Documentaire réalisé par Shiori Ito (Japon 2023)
Présenté au Festival Sundance en 2024,
Meilleur documentaire et Prix du public lors du Festival du Film de Zurich.
Prix human rights festival international du film documentaire de Copenhague
Présenté samedi 1 mars cinéma Omnia (dans le cadre du festival "elles font leur cinéma")
Depuis 2015, Shiori Itō défie les archaïsmes de la société japonaise suite à son agression sexuelle par un homme puissant, proche du premier ministre. Seule contre tous et confrontée aux failles du système médiatico-judiciaire, la journaliste mène sa propre enquête, prête à tout pour briser le silence et faire éclater la vérité.
On n'a cessé de me répéter que ce qui se passe dans une pièce close est inaccessible à une tierce personne, Le procureur a qualifié cette situation de "black box", boîte noire.
Saluons le courage de cette jeune femme -quand on sait qu'au Japon seulement 4% des victimes signaleraient leur agression à la police. Réduites au silence, les victimes -et leur entourage- craignent aussi le jugement populaire et la stigmatisation (voire l’ostracisation) sociale (cf la mini séquence où Shiori Ito doit affronter quolibets accusations, crachats, jugements infondés mais si révélateurs d’une tendance aux relents sexistes machistes bien ancrée dans les esprits « elle l’aura bien cherché …Elle a simulé… pour son avancement professionnel )

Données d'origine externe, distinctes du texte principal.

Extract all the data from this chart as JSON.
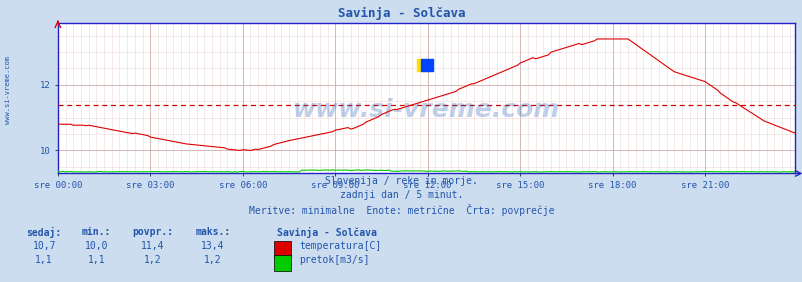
{
  "title": "Savinja - Solčava",
  "bg_color": "#ccddf0",
  "plot_bg_color": "#ffffff",
  "grid_color_minor": "#f0d8d8",
  "grid_color_major": "#d0b0b0",
  "temp_color": "#dd0000",
  "flow_color": "#00cc00",
  "avg_color": "#cc0000",
  "border_color": "#2222cc",
  "text_color": "#2255aa",
  "title_color": "#2255aa",
  "xtick_labels": [
    "sre 00:00",
    "sre 03:00",
    "sre 06:00",
    "sre 09:00",
    "sre 12:00",
    "sre 15:00",
    "sre 18:00",
    "sre 21:00"
  ],
  "ylim_min": 9.3,
  "ylim_max": 13.9,
  "yticks": [
    10,
    12
  ],
  "temp_avg": 11.4,
  "subtitle1": "Slovenija / reke in morje.",
  "subtitle2": "zadnji dan / 5 minut.",
  "subtitle3": "Meritve: minimalne  Enote: metrične  Črta: povprečje",
  "legend_title": "Savinja - Solčava",
  "legend_temp": "temperatura[C]",
  "legend_flow": "pretok[m3/s]",
  "stat_headers": [
    "sedaj:",
    "min.:",
    "povpr.:",
    "maks.:"
  ],
  "stat_temp": [
    "10,7",
    "10,0",
    "11,4",
    "13,4"
  ],
  "stat_flow": [
    "1,1",
    "1,1",
    "1,2",
    "1,2"
  ],
  "watermark": "www.si-vreme.com",
  "left_watermark": "www.si-vreme.com"
}
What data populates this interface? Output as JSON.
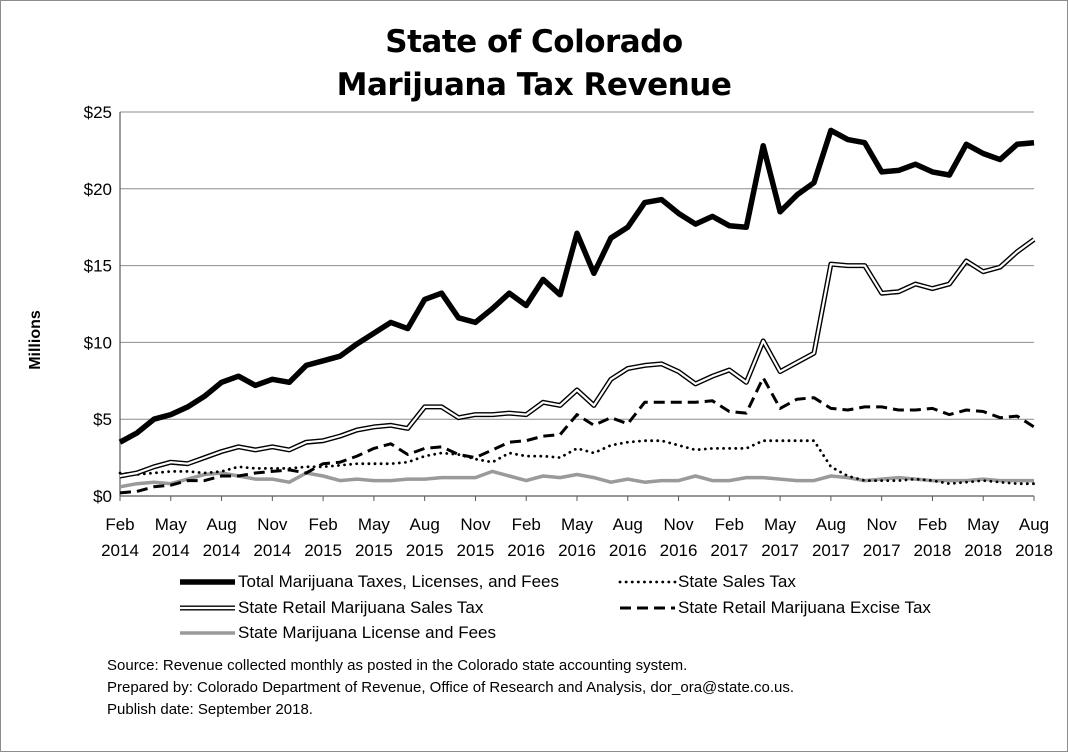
{
  "chart_data": {
    "type": "line",
    "title": [
      "State of Colorado",
      "Marijuana Tax Revenue"
    ],
    "ylabel": "Millions",
    "xlabel": "",
    "ylim": [
      0,
      25
    ],
    "yticks": [
      0,
      5,
      10,
      15,
      20,
      25
    ],
    "ytick_labels": [
      "$0",
      "$5",
      "$10",
      "$15",
      "$20",
      "$25"
    ],
    "grid": true,
    "x_tick_labels": [
      {
        "index": 0,
        "month": "Feb",
        "year": "2014"
      },
      {
        "index": 3,
        "month": "May",
        "year": "2014"
      },
      {
        "index": 6,
        "month": "Aug",
        "year": "2014"
      },
      {
        "index": 9,
        "month": "Nov",
        "year": "2014"
      },
      {
        "index": 12,
        "month": "Feb",
        "year": "2015"
      },
      {
        "index": 15,
        "month": "May",
        "year": "2015"
      },
      {
        "index": 18,
        "month": "Aug",
        "year": "2015"
      },
      {
        "index": 21,
        "month": "Nov",
        "year": "2015"
      },
      {
        "index": 24,
        "month": "Feb",
        "year": "2016"
      },
      {
        "index": 27,
        "month": "May",
        "year": "2016"
      },
      {
        "index": 30,
        "month": "Aug",
        "year": "2016"
      },
      {
        "index": 33,
        "month": "Nov",
        "year": "2016"
      },
      {
        "index": 36,
        "month": "Feb",
        "year": "2017"
      },
      {
        "index": 39,
        "month": "May",
        "year": "2017"
      },
      {
        "index": 42,
        "month": "Aug",
        "year": "2017"
      },
      {
        "index": 45,
        "month": "Nov",
        "year": "2017"
      },
      {
        "index": 48,
        "month": "Feb",
        "year": "2018"
      },
      {
        "index": 51,
        "month": "May",
        "year": "2018"
      },
      {
        "index": 54,
        "month": "Aug",
        "year": "2018"
      }
    ],
    "series": [
      {
        "name": "Total Marijuana Taxes, Licenses, and Fees",
        "style": "thick",
        "values": [
          3.5,
          4.1,
          5.0,
          5.3,
          5.8,
          6.5,
          7.4,
          7.8,
          7.2,
          7.6,
          7.4,
          8.5,
          8.8,
          9.1,
          9.9,
          10.6,
          11.3,
          10.9,
          12.8,
          13.2,
          11.6,
          11.3,
          12.2,
          13.2,
          12.4,
          14.1,
          13.1,
          17.1,
          14.5,
          16.8,
          17.5,
          19.1,
          19.3,
          18.4,
          17.7,
          18.2,
          17.6,
          17.5,
          22.8,
          18.5,
          19.6,
          20.4,
          23.8,
          23.2,
          23.0,
          21.1,
          21.2,
          21.6,
          21.1,
          20.9,
          22.9,
          22.3,
          21.9,
          22.9,
          23.0
        ]
      },
      {
        "name": "State Sales Tax",
        "style": "dotted",
        "values": [
          1.5,
          1.4,
          1.5,
          1.6,
          1.6,
          1.5,
          1.6,
          1.9,
          1.8,
          1.8,
          1.8,
          1.9,
          1.9,
          2.0,
          2.1,
          2.1,
          2.1,
          2.2,
          2.6,
          2.8,
          2.7,
          2.4,
          2.2,
          2.8,
          2.6,
          2.6,
          2.5,
          3.1,
          2.8,
          3.3,
          3.5,
          3.6,
          3.6,
          3.3,
          3.0,
          3.1,
          3.1,
          3.1,
          3.6,
          3.6,
          3.6,
          3.6,
          1.9,
          1.3,
          1.0,
          1.0,
          1.0,
          1.1,
          1.0,
          0.8,
          0.9,
          1.0,
          0.9,
          0.8,
          0.8
        ]
      },
      {
        "name": "State Retail Marijuana Sales Tax",
        "style": "double",
        "values": [
          1.3,
          1.5,
          1.9,
          2.2,
          2.1,
          2.5,
          2.9,
          3.2,
          3.0,
          3.2,
          3.0,
          3.5,
          3.6,
          3.9,
          4.3,
          4.5,
          4.6,
          4.4,
          5.8,
          5.8,
          5.1,
          5.3,
          5.3,
          5.4,
          5.3,
          6.1,
          5.9,
          6.9,
          5.9,
          7.6,
          8.3,
          8.5,
          8.6,
          8.1,
          7.3,
          7.8,
          8.2,
          7.4,
          10.1,
          8.1,
          8.7,
          9.3,
          15.1,
          15.0,
          15.0,
          13.2,
          13.3,
          13.8,
          13.5,
          13.8,
          15.3,
          14.6,
          14.9,
          15.9,
          16.7
        ]
      },
      {
        "name": "State Retail Marijuana Excise Tax",
        "style": "dashed",
        "values": [
          0.2,
          0.3,
          0.6,
          0.7,
          1.0,
          1.0,
          1.3,
          1.3,
          1.5,
          1.6,
          1.7,
          1.5,
          2.1,
          2.2,
          2.6,
          3.1,
          3.4,
          2.7,
          3.1,
          3.2,
          2.7,
          2.5,
          3.0,
          3.5,
          3.6,
          3.9,
          4.0,
          5.3,
          4.6,
          5.1,
          4.7,
          6.1,
          6.1,
          6.1,
          6.1,
          6.2,
          5.5,
          5.4,
          7.7,
          5.7,
          6.3,
          6.4,
          5.7,
          5.6,
          5.8,
          5.8,
          5.6,
          5.6,
          5.7,
          5.3,
          5.6,
          5.5,
          5.1,
          5.2,
          4.5
        ]
      },
      {
        "name": "State Marijuana License and Fees",
        "style": "gray",
        "values": [
          0.6,
          0.8,
          0.9,
          0.8,
          1.1,
          1.4,
          1.5,
          1.3,
          1.1,
          1.1,
          0.9,
          1.5,
          1.3,
          1.0,
          1.1,
          1.0,
          1.0,
          1.1,
          1.1,
          1.2,
          1.2,
          1.2,
          1.6,
          1.3,
          1.0,
          1.3,
          1.2,
          1.4,
          1.2,
          0.9,
          1.1,
          0.9,
          1.0,
          1.0,
          1.3,
          1.0,
          1.0,
          1.2,
          1.2,
          1.1,
          1.0,
          1.0,
          1.3,
          1.2,
          1.0,
          1.1,
          1.2,
          1.1,
          1.0,
          1.0,
          1.0,
          1.1,
          1.0,
          1.0,
          1.0
        ]
      }
    ]
  },
  "notes": [
    "Source: Revenue collected monthly as posted in the Colorado state accounting system.",
    "Prepared by: Colorado Department of Revenue, Office of Research and Analysis, dor_ora@state.co.us.",
    "Publish date: September 2018."
  ]
}
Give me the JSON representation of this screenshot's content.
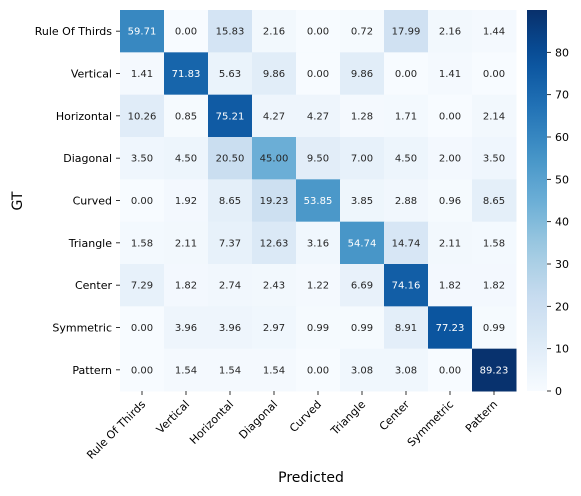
{
  "chart_data": {
    "type": "heatmap",
    "title": "",
    "xlabel": "Predicted",
    "ylabel": "GT",
    "x_categories": [
      "Rule Of Thirds",
      "Vertical",
      "Horizontal",
      "Diagonal",
      "Curved",
      "Triangle",
      "Center",
      "Symmetric",
      "Pattern"
    ],
    "y_categories": [
      "Rule Of Thirds",
      "Vertical",
      "Horizontal",
      "Diagonal",
      "Curved",
      "Triangle",
      "Center",
      "Symmetric",
      "Pattern"
    ],
    "values": [
      [
        59.71,
        0.0,
        15.83,
        2.16,
        0.0,
        0.72,
        17.99,
        2.16,
        1.44
      ],
      [
        1.41,
        71.83,
        5.63,
        9.86,
        0.0,
        9.86,
        0.0,
        1.41,
        0.0
      ],
      [
        10.26,
        0.85,
        75.21,
        4.27,
        4.27,
        1.28,
        1.71,
        0.0,
        2.14
      ],
      [
        3.5,
        4.5,
        20.5,
        45.0,
        9.5,
        7.0,
        4.5,
        2.0,
        3.5
      ],
      [
        0.0,
        1.92,
        8.65,
        19.23,
        53.85,
        3.85,
        2.88,
        0.96,
        8.65
      ],
      [
        1.58,
        2.11,
        7.37,
        12.63,
        3.16,
        54.74,
        14.74,
        2.11,
        1.58
      ],
      [
        7.29,
        1.82,
        2.74,
        2.43,
        1.22,
        6.69,
        74.16,
        1.82,
        1.82
      ],
      [
        0.0,
        3.96,
        3.96,
        2.97,
        0.99,
        0.99,
        8.91,
        77.23,
        0.99
      ],
      [
        0.0,
        1.54,
        1.54,
        1.54,
        0.0,
        3.08,
        3.08,
        0.0,
        89.23
      ]
    ],
    "colorbar": {
      "min": 0,
      "max": 90,
      "ticks": [
        0,
        10,
        20,
        30,
        40,
        50,
        60,
        70,
        80
      ],
      "colormap": "Blues"
    },
    "grid": false,
    "legend": "colorbar-right"
  }
}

Shiori Ito a donc bravé le silence. Pendant des années -et quasiment seule- elle mène l’enquête pour faire éclater la vérité pour que justice soit faite (en avril 2015 dans une chambre de l’hôtel Sheraton Miyako Tokyo, elle est droguée puis violée par Noriyuki Yamaguchi, « dinosaure de la télévision locale, et biographe du premier ministre japonais Shinzō Abe »). Ce sera d’abord un récit « la boîte noire »; paru au Japon en 2017 (alors qu’en Occident éclate l’affaire Harvey Weinstein et que déferle le mouvement #MeToo;) 2019 pour la traduction française. Puis ce sera ce documentaire Black box diaries (qui sortira en salle le 12 mars)
Documentaire qui s’ouvre par l’écoute d’un message sonore dans un tunnel sombre. (l’image du tunnel sera reprise presqu’au terme d’une enquête mais avec des connotations différentes)
Serait-ce la matrice d’un « montage » ?
Un montage qui mêle témoignages, archives, investigation, éléments écrits et sonores, (enregistrements réalisés parfois en secret lors d’entretiens) vidéos, un montage qui fait alterner caméra virevoltante et plans fixes, qui fait la part belle à ce visage où se lisent tant d’émotions, un visage face caméra, (Ito Shiori étant à la fois victime enquêtrice, journaliste, réalisatrice, narratrice de son propre vécu, elle se met à nu face à tous ses adversaires -individus, entourage proche, représentants de l’ordre, des médias, du pouvoir, institutions- )
On ne peut être que pétrifié d’admiration face au combat mené contre les pressions torturantes, les embûches permanentes, les trafics d’influence en haut lieu- (David contre Goliath)
Alors même si l’on devine ou relève çà et là quelques « ratés » (Ito Shiori n’est pas cinéaste !) gardons au moins et précieusement l’image d’un bloc jusque-là immuable, qui se fissure avant d’être ébranlé …à jamais…
Et par-delà le cas exemplaire de la journaliste japonaise Black box diaries rend hommage au courage des victimes qui se battent pour faire changer le monde, à toutes ces femmes qui n’ont d’autres choix que de se soutenir et faire front ensemble, face à une justice qui, trop souvent, les abandonne.
Un documentaire à ne pas rater !
Colette Lallement-Duchoze
"Cela fait quatre ans que je n'ai pas fait hanami avec mes amis», (Shiori Ito interviewée en 2019 par Libération (hanami : regarder les fleurs)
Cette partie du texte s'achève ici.